La dysfonction vésicale neurogène nécessite une approche spécifique. Les recommandations de l’European Association of Urology (EAU) constituent dans ce contexte un guide utile. Une mise à jour récente (2026) est disponible [1]. Ces recommandations, fondées sur des données scientifiques, sont régulièrement actualisées. Les affections neuro-urologiques y font l’objet d’une section dédiée et détaillée. 

Objectifs principaux : 

  • Protéger les voies urinaires supérieures pour prévenir l’hydronéphrose, le reflux et l’insuffisance rénale.
  • Assurer un remplissage et une vidange vésicale adéquats à basse pression.
  • Réduire l’incontinence et les infections urinaires.
  • Préserver ou améliorer l’autonomie, la fonction et la qualité de vie. 

Les recommandations accordent également une attention particulière à la classification des troubles vésicaux, aux examens diagnostiques de base, aux outils diagnostiques avancés, aux options thérapeutiques (médicamenteuses et non médicamenteuses), ainsi qu’au suivi à long terme des patients. 

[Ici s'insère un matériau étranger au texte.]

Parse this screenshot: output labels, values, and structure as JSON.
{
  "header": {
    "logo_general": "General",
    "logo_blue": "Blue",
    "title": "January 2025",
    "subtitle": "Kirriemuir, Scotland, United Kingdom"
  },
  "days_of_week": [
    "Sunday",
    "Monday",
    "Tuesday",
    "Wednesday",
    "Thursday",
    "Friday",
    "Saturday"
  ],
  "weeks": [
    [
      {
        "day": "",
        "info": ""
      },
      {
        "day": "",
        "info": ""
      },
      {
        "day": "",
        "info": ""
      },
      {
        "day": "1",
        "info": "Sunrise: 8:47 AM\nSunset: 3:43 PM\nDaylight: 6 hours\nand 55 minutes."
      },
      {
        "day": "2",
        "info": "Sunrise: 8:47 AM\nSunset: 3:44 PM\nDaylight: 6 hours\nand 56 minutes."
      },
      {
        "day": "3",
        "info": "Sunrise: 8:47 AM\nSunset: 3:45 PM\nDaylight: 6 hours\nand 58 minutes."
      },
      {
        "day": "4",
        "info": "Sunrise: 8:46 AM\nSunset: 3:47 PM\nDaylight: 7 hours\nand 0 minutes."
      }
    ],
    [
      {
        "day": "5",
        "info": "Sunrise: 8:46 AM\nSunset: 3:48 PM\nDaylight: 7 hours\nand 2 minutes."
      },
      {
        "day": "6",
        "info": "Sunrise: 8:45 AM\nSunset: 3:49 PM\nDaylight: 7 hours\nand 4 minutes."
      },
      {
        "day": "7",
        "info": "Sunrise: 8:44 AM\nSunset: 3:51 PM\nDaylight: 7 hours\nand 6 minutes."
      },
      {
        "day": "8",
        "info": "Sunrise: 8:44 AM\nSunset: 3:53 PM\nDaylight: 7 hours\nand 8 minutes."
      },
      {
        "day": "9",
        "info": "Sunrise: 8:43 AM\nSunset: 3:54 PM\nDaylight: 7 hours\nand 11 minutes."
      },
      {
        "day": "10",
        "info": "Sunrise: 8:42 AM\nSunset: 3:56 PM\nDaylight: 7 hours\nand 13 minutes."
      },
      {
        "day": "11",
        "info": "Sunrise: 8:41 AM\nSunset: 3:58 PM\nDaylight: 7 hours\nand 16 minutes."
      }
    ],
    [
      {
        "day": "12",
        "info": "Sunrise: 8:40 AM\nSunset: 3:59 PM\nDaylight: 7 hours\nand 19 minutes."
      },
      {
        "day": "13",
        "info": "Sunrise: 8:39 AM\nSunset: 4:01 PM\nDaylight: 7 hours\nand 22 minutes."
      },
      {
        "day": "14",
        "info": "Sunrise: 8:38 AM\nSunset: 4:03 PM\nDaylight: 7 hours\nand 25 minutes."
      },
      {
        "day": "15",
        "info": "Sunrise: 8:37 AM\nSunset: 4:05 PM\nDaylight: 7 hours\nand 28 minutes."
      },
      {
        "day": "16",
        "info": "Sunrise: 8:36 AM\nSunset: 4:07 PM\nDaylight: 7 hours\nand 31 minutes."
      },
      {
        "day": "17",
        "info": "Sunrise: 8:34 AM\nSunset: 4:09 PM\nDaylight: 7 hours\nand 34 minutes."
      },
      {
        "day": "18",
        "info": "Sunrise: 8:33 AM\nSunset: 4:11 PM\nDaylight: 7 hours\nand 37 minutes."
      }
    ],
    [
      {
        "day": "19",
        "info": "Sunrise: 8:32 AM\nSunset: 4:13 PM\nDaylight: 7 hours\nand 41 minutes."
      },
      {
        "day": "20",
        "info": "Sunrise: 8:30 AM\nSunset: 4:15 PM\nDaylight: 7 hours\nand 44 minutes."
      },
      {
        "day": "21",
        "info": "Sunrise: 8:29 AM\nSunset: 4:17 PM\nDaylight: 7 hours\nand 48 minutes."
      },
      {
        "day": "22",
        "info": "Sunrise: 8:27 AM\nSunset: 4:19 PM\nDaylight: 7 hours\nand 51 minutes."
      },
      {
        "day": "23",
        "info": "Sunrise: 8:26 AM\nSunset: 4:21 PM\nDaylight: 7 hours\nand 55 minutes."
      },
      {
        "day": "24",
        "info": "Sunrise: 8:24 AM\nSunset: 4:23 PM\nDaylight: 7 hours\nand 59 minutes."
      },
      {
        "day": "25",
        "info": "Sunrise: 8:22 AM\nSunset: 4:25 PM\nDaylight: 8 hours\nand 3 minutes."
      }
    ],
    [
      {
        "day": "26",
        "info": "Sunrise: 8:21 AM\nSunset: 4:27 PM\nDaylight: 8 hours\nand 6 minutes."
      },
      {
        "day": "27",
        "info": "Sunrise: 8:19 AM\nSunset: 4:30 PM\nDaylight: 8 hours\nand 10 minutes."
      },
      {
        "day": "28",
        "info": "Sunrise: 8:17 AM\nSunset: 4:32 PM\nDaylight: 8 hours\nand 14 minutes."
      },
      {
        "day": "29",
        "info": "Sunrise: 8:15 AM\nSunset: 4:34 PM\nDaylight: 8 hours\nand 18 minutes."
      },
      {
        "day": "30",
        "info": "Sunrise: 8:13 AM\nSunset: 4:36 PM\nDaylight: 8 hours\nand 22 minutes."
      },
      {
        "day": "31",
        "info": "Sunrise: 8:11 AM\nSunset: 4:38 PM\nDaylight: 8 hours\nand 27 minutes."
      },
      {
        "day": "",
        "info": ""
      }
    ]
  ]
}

Le Pr Van der Aa conclut en soulignant plusieurs points importants :
- Il ne faut pas présumer que l’hyperplasie bénigne de la prostate est à l’origine des troubles vésicaux, en particulier chez les patients présentant une pathologie neurologique associée. Dans ce contexte, la prudence s’impose avant toute indication chirurgicale.
- Une collaboration interdisciplinaire étroite, avec des circuits de référence clairs impliquant neurologues, neurochirurgiens et gériatres, est essentielle pour identifier et traiter précocement les troubles vésicaux. Un dépistage adéquat des troubles urologiques reste un élément clé.
- Le tabou entourant les troubles urologiques, intestinaux et sexuels chez les patients neurologiques doit être levé afin de favoriser une prise en charge ouverte et adaptée.
- Lorsqu’une évaluation diagnostique approfondie (notamment par vidéo-urodynamique) ou une prise en charge complexe est nécessaire, il est recommandé d’adresser le patient à un centre de troisième ligne disposant d’une expertise spécifique. Chez les patients présentant des symptômes urologiques complexes, le recours à un second avis spécialisé peut également être pertinent.
- Une anamnèse approfondie et le temps consacré au patient sont essentiels : ces patients nécessitent une prise en charge spécifique et ne doivent pas être considérés comme des patients urologiques ‘classiques’.
- Il est important de définir des objectifs réalistes avec le patient : tous les troubles ne peuvent pas être complètement améliorés, et cela doit être expliqué dès le début afin d’éviter des attentes irréalistes.
- Tout patient neurologique, y compris âgé, avec ou sans trouble cognitif, devrait bénéficier au moins une fois d’une consultation urologique avec un dépistage approfondi.